MinkyBorage Thu 11-Nov-10 23:35:39

I'd agree that you shouldn't push him to go, but maybe make speak to the mum of the boy saying he's a little shy and you don't want to push him as just starting shcool etc etc, but please invite him next time as you know he'd love to come if he wasn't so shy.

mumblechum Thu 11-Nov-10 23:38:20

"Alfie Gives A Hand".

I loved those Alfie books when my boys were little.

BumpedUpandOut Thu 11-Nov-10 23:38:57

Maybe pop to a toystore or bookshop with DS to pick out a present for the boy. If your DS then seems a bit more interested in going, great. If not, well, he knows his own mind! Just hand the boy a present and an apology and there won't be any hard feelings.

Concordia Thu 11-Nov-10 23:42:00

have just found alfie gives a hand on amazon.
hmm, hadn't thought of being so honest with the other mum and was just going to think of an excuse blush
but i think you are right minkyborage. she seems nice and i think she i'm sure she will understand.

Concordia Sat 13-Nov-10 15:29:47

have got the present which he was very keen to choose himself, but he still doesn't wnat to go confused

ChasingSquirrels Sat 13-Nov-10 15:41:41

I remember hating having to go to parties as a child (not close friend ones, but school-class-mates ones), I didn't want to go before hand, I didn't enjoy it when there. I still don't like parties, and spend the time before hand not wanting to go.

If my ds's don't want to a go to a party, we turn down the invite.

Concordia Sat 13-Nov-10 17:42:35

hmmm, DH said that he used to hate parties as a child too.
have tried a bit more cajoling with DS but he is admanant he doesn't want to go.

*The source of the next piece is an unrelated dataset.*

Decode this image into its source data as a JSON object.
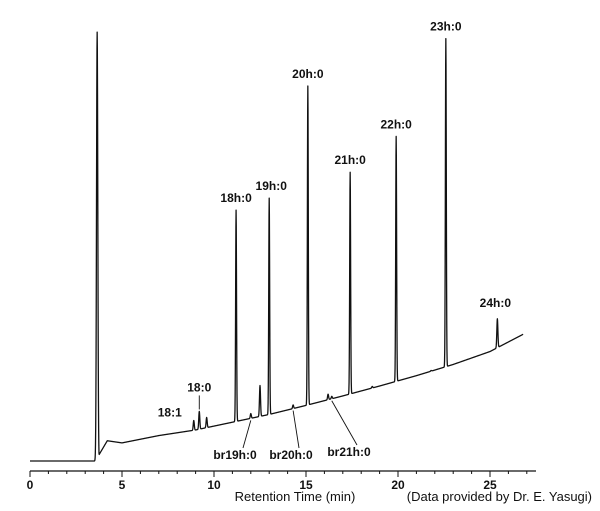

YunoYurbubson Sat 13-Nov-10 17:46:51

I don't think you should make him go.

It's not likely that a sport themed party of a boy your ds doesn't care for is going to turn him into a party loving socialite.

Gently encourage him to go when it is a party he will enjoy, and a child he likes. Not this time.

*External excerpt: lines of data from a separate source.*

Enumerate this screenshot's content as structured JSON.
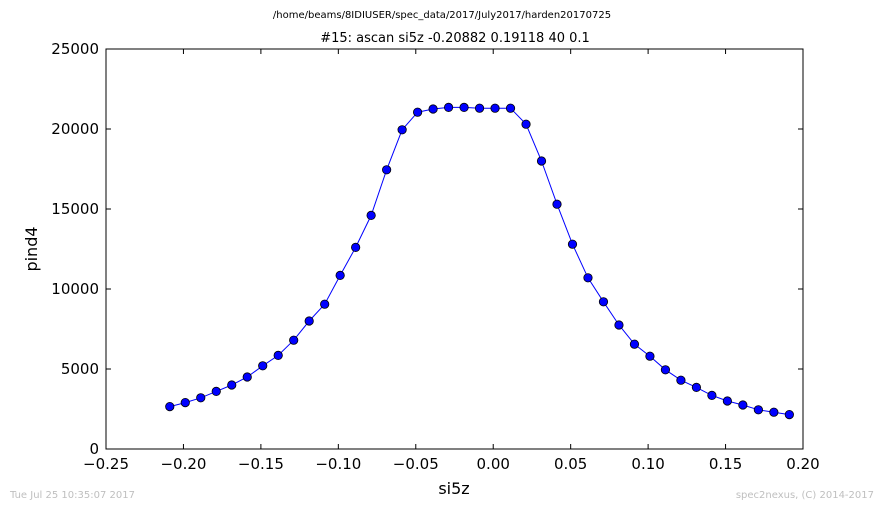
{
  "chart_data": {
    "type": "line",
    "suptitle": "/home/beams/8IDIUSER/spec_data/2017/July2017/harden20170725",
    "title": "#15: ascan  si5z -0.20882 0.19118  40 0.1",
    "xlabel": "si5z",
    "ylabel": "pind4",
    "xlim": [
      -0.25,
      0.2
    ],
    "ylim": [
      0,
      25000
    ],
    "x_ticks": [
      "−0.25",
      "−0.20",
      "−0.15",
      "−0.10",
      "−0.05",
      "0.00",
      "0.05",
      "0.10",
      "0.15",
      "0.20"
    ],
    "y_ticks": [
      "0",
      "5000",
      "10000",
      "15000",
      "20000",
      "25000"
    ],
    "grid": false,
    "series": [
      {
        "color": "#0000ff",
        "marker": "circle",
        "x": [
          -0.20882,
          -0.19882,
          -0.18882,
          -0.17882,
          -0.16882,
          -0.15882,
          -0.14882,
          -0.13882,
          -0.12882,
          -0.11882,
          -0.10882,
          -0.09882,
          -0.08882,
          -0.07882,
          -0.06882,
          -0.05882,
          -0.04882,
          -0.03882,
          -0.02882,
          -0.01882,
          -0.00882,
          0.00118,
          0.01118,
          0.02118,
          0.03118,
          0.04118,
          0.05118,
          0.06118,
          0.07118,
          0.08118,
          0.09118,
          0.10118,
          0.11118,
          0.12118,
          0.13118,
          0.14118,
          0.15118,
          0.16118,
          0.17118,
          0.18118,
          0.19118
        ],
        "y": [
          2650,
          2900,
          3200,
          3600,
          4000,
          4500,
          5200,
          5850,
          6800,
          8000,
          9050,
          10850,
          12600,
          14600,
          17450,
          19950,
          21050,
          21250,
          21350,
          21350,
          21300,
          21300,
          21300,
          20300,
          18000,
          15300,
          12800,
          10700,
          9200,
          7750,
          6550,
          5800,
          4950,
          4300,
          3850,
          3350,
          3000,
          2750,
          2450,
          2300,
          2150
        ]
      }
    ]
  },
  "footer": {
    "timestamp": "Tue Jul 25 10:35:07 2017",
    "credit": "spec2nexus, (C) 2014-2017"
  }
}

phipps Sat 13-Nov-10 17:48:57

I wouldn't make him go. TBH you have years of present buying and delivering to aprties to do and wouldn't be desperate to start before you have too. IME whether you go to parties or not has no bearing on friendships. Unless you mean the mothers' friendships or not as the case may be.

Smithagain Sat 13-Nov-10 23:07:47

Just make an excuse. Don't tell the mum he doesn't want to - just say you've already got plans. Keep the present for the next child that invites him.

I can still remember enduring parties I didn't want to go to as a kid. I wouldn't go to a party I didn't fancy, so I don't see why a four year old should have to.

Concordia Sun 14-Nov-10 14:54:19

thanks for your advice. it is supposed to be enjoyable after all!

Concordia Sun 14-Nov-10 14:54:52

so i won't strongarm him into going. he is very keen to give the present though confused

immanuelkant Sun 14-Nov-10 15:03:02

I would just send a text message saying something like "Thanks for the invitation to X's party. Sorry but we won't be able to make it this time. Hope X really enjoys his birthday. See you xx"

I wouldn't get into excuses etc - you can tie yourself in knots that way.